Theresa earned an A.B. in Religion with honors at Dartmouth College in Hanover, NH where she graduated magna cum laude and Phi Beta Kappa. She also received the Phillip D. McInnis Class of 1936 Award, given to the outstanding woman in the graduating class.
Joel I. Klein
Joel I. Klein is Chancellor of the New York City Department of Education. As Chancellor, Mr. Klein oversees a system of 1,631 schools with 1.1 million students, 136,000 employees, and a $21 billion operating budget.

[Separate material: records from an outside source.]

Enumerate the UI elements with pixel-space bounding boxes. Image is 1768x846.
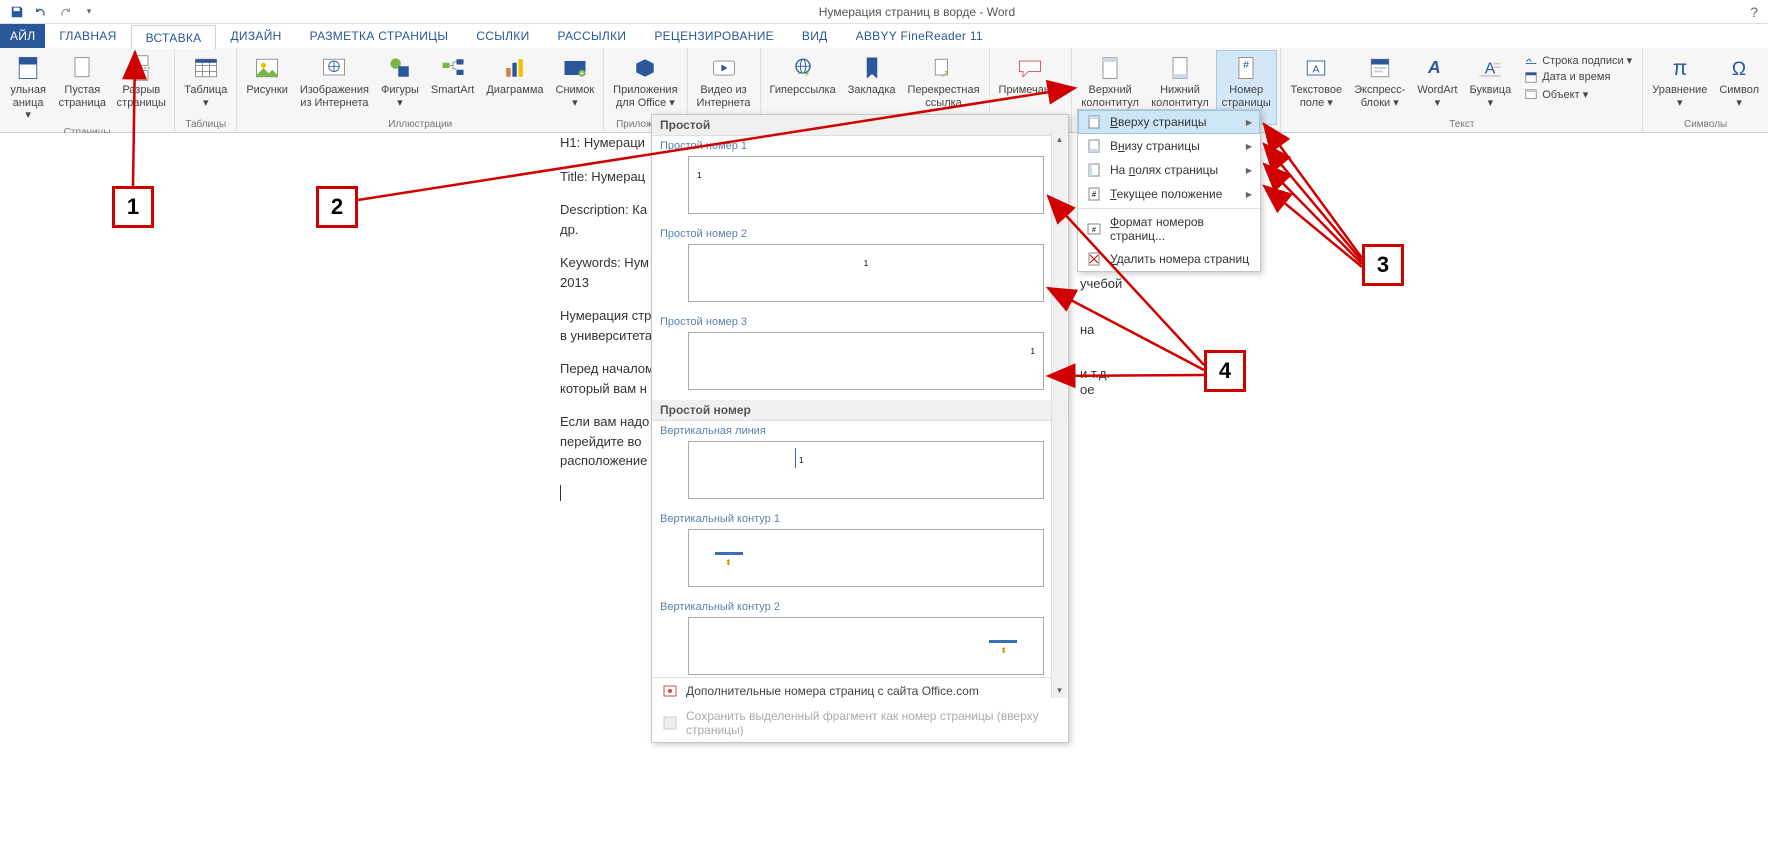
- office-apps-button[interactable]: Приложениядля Office ▾: [608, 50, 682, 112]
- table-button[interactable]: Таблица▾: [179, 50, 232, 112]
- more-page-numbers-office[interactable]: Дополнительные номера страниц с сайта Of…: [652, 678, 1068, 704]
- svg-text:Ω: Ω: [1732, 59, 1746, 80]
- save-selection-as-pn: Сохранить выделенный фрагмент как номер …: [652, 704, 1068, 742]
- annotation-callout-4: 4: [1204, 350, 1246, 392]
- gallery-item-vline[interactable]: Вертикальная линия: [652, 421, 1068, 439]
- ribbon-tabs: АЙЛ ГЛАВНАЯ ВСТАВКА ДИЗАЙН РАЗМЕТКА СТРА…: [0, 24, 1768, 48]
- page-break-button[interactable]: Разрывстраницы: [112, 50, 170, 112]
- symbol-button[interactable]: ΩСимвол▾: [1714, 50, 1764, 112]
- chart-button[interactable]: Диаграмма: [481, 50, 548, 100]
- annotation-callout-1: 1: [112, 186, 154, 228]
- cover-page-button[interactable]: ульнаяаница ▾: [4, 50, 52, 125]
- gallery-item-plain-3[interactable]: Простой номер 3: [652, 312, 1068, 330]
- pn-current-position[interactable]: # Текущее положение ▶: [1078, 182, 1260, 206]
- redo-button[interactable]: [54, 2, 76, 22]
- crossref-button[interactable]: Перекрестнаяссылка: [903, 50, 985, 112]
- group-text: AТекстовоеполе ▾ Экспресс-блоки ▾ AWordA…: [1281, 48, 1643, 132]
- object-button[interactable]: Объект ▾: [1522, 86, 1634, 102]
- tab-view[interactable]: ВИД: [788, 24, 842, 48]
- tab-review[interactable]: РЕЦЕНЗИРОВАНИЕ: [640, 24, 788, 48]
- gallery-item-vcontour-2[interactable]: Вертикальный контур 2: [652, 597, 1068, 615]
- equation-button[interactable]: πУравнение▾: [1647, 50, 1712, 112]
- gallery-scrollbar[interactable]: ▲▼: [1051, 131, 1067, 698]
- page-number-menu: Вверху страницы ▶ Внизу страницы ▶ На по…: [1077, 109, 1261, 272]
- svg-text:#: #: [1243, 59, 1249, 71]
- quick-access-toolbar: ▾: [0, 0, 106, 24]
- svg-text:#: #: [1092, 227, 1096, 234]
- gallery-item-plain-1[interactable]: Простой номер 1: [652, 136, 1068, 154]
- svg-text:A: A: [1313, 63, 1320, 75]
- group-symbols: πУравнение▾ ΩСимвол▾ Символы: [1643, 48, 1768, 132]
- help-button[interactable]: ?: [1728, 4, 1768, 20]
- pn-top-of-page[interactable]: Вверху страницы ▶: [1078, 110, 1260, 134]
- tab-insert[interactable]: ВСТАВКА: [131, 25, 217, 49]
- tab-references[interactable]: ССЫЛКИ: [462, 24, 543, 48]
- pn-format[interactable]: # Формат номеров страниц...: [1078, 211, 1260, 247]
- online-video-button[interactable]: Видео изИнтернета: [692, 50, 756, 112]
- tab-mailings[interactable]: РАССЫЛКИ: [544, 24, 641, 48]
- svg-text:A: A: [1427, 57, 1443, 77]
- wordart-button[interactable]: AWordArt▾: [1412, 50, 1462, 112]
- smartart-button[interactable]: SmartArt: [426, 50, 479, 100]
- window-title: Нумерация страниц в ворде - Word: [106, 5, 1728, 19]
- tab-abbyy[interactable]: ABBYY FineReader 11: [842, 24, 997, 48]
- pictures-button[interactable]: Рисунки: [241, 50, 293, 100]
- pn-remove[interactable]: Удалить номера страниц: [1078, 247, 1260, 271]
- annotation-callout-3: 3: [1362, 244, 1404, 286]
- dropcap-button[interactable]: AБуквица▾: [1464, 50, 1516, 112]
- date-time-button[interactable]: Дата и время: [1522, 69, 1634, 85]
- pn-bottom-of-page[interactable]: Внизу страницы ▶: [1078, 134, 1260, 158]
- tab-design[interactable]: ДИЗАЙН: [216, 24, 295, 48]
- group-pages: ульнаяаница ▾ Пустаястраница Разрывстран…: [0, 48, 175, 132]
- textbox-button[interactable]: AТекстовоеполе ▾: [1285, 50, 1347, 112]
- undo-button[interactable]: [30, 2, 52, 22]
- gallery-item-vcontour-1[interactable]: Вертикальный контур 1: [652, 509, 1068, 527]
- tab-file[interactable]: АЙЛ: [0, 24, 45, 48]
- hyperlink-button[interactable]: Гиперссылка: [765, 50, 841, 100]
- qat-dropdown[interactable]: ▾: [78, 2, 100, 22]
- title-bar: ▾ Нумерация страниц в ворде - Word ?: [0, 0, 1768, 24]
- shapes-button[interactable]: Фигуры▾: [376, 50, 424, 112]
- quickparts-button[interactable]: Экспресс-блоки ▾: [1349, 50, 1410, 112]
- annotation-callout-2: 2: [316, 186, 358, 228]
- signature-line-button[interactable]: Строка подписи ▾: [1522, 52, 1634, 68]
- screenshot-button[interactable]: Снимок▾: [551, 50, 600, 112]
- online-pictures-button[interactable]: Изображенияиз Интернета: [295, 50, 374, 112]
- tab-home[interactable]: ГЛАВНАЯ: [45, 24, 130, 48]
- comment-button[interactable]: Примечание: [994, 50, 1068, 100]
- page-number-gallery: Простой Простой номер 1 1 Простой номер …: [651, 114, 1069, 743]
- group-tables: Таблица▾ Таблицы: [175, 48, 237, 132]
- gallery-item-plain-2[interactable]: Простой номер 2: [652, 224, 1068, 242]
- svg-text:π: π: [1673, 57, 1688, 80]
- blank-page-button[interactable]: Пустаястраница: [54, 50, 110, 112]
- pn-page-margins[interactable]: На полях страницы ▶: [1078, 158, 1260, 182]
- bookmark-button[interactable]: Закладка: [843, 50, 901, 100]
- save-button[interactable]: [6, 2, 28, 22]
- group-illustrations: Рисунки Изображенияиз Интернета Фигуры▾ …: [237, 48, 604, 132]
- tab-layout[interactable]: РАЗМЕТКА СТРАНИЦЫ: [296, 24, 463, 48]
- svg-text:#: #: [1092, 190, 1097, 199]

He launched Children First in 2002, a comprehensive reform strategy that has brought coherence and capacity to the system and resulted in significant increases in student performance. In the next phase of Children First, Mr. Klein will build on this progress by cultivating teacher talent; expanding school choices so that students attend schools that best meet their individual needs; and innovating to ensure students are prepared for rigorous, real-world opportunities in the 21st century. Formerly chairman and CEO of Bertelsmann, Inc, a media company, Mr. Klein served as Assistant U.S. Attorney General in charge of the Antitrust Division of the U.S. Department of Justice until September 2000 and was Deputy White House Counsel to President Clinton from 1993-1995. Mr. Klein entered the Clinton administration after 20 years of public and private legal work in Washington, D.C. He attended New York City’s public schools and graduated from William Cullen Bryant High School. He received his BA from Columbia University where he graduated magna cum laude/Phi Beta Kappa in 1967, and earned his J.D. from Harvard Law School in 1971, again graduating magna cum laude. He has also received honorary degrees from Columbia University, Duke University, Amherst College, Manhattanville College, Georgetown Law Center, Fordham Law School, New York Law School, and St. John’s School of Education. He received the Lewis Rudin Award for Exemplary Service to New York City from New York University for his work as Chancellor.
Robert Schwartz
Robert Schwartz held a wide variety of leadership positions in education and government before joining the Harvard Graduate School of Education faculty in 1996. From 1997 to 2002, Schwartz also served as president of Achieve, Inc., an independent, bipartisan, nonprofit organization created by governors and corporate leaders to help states improve their schools. From 1990 to 1996, Schwartz directed the education grantmaking program of The Pew Charitable Trusts, one of the nation’s largest private philanthropies. In addition to his work at HGSE, Achieve, and The Pew Charitable Trusts, Schwartz has been a high-school English teacher and principal; an education advisor to the mayor of Boston and the governor of Massachusetts; an assistant director of the National Institute of Education; a special assistant to the president of the University of Massachusetts; and executive director of The Boston Compact, a public-private partnership designed to improve access to higher education and employment for urban high-school graduates. Schwartz has written and spoken widely on topics such as standards-based reform, public-private partnerships, and the transition from high school to adulthood.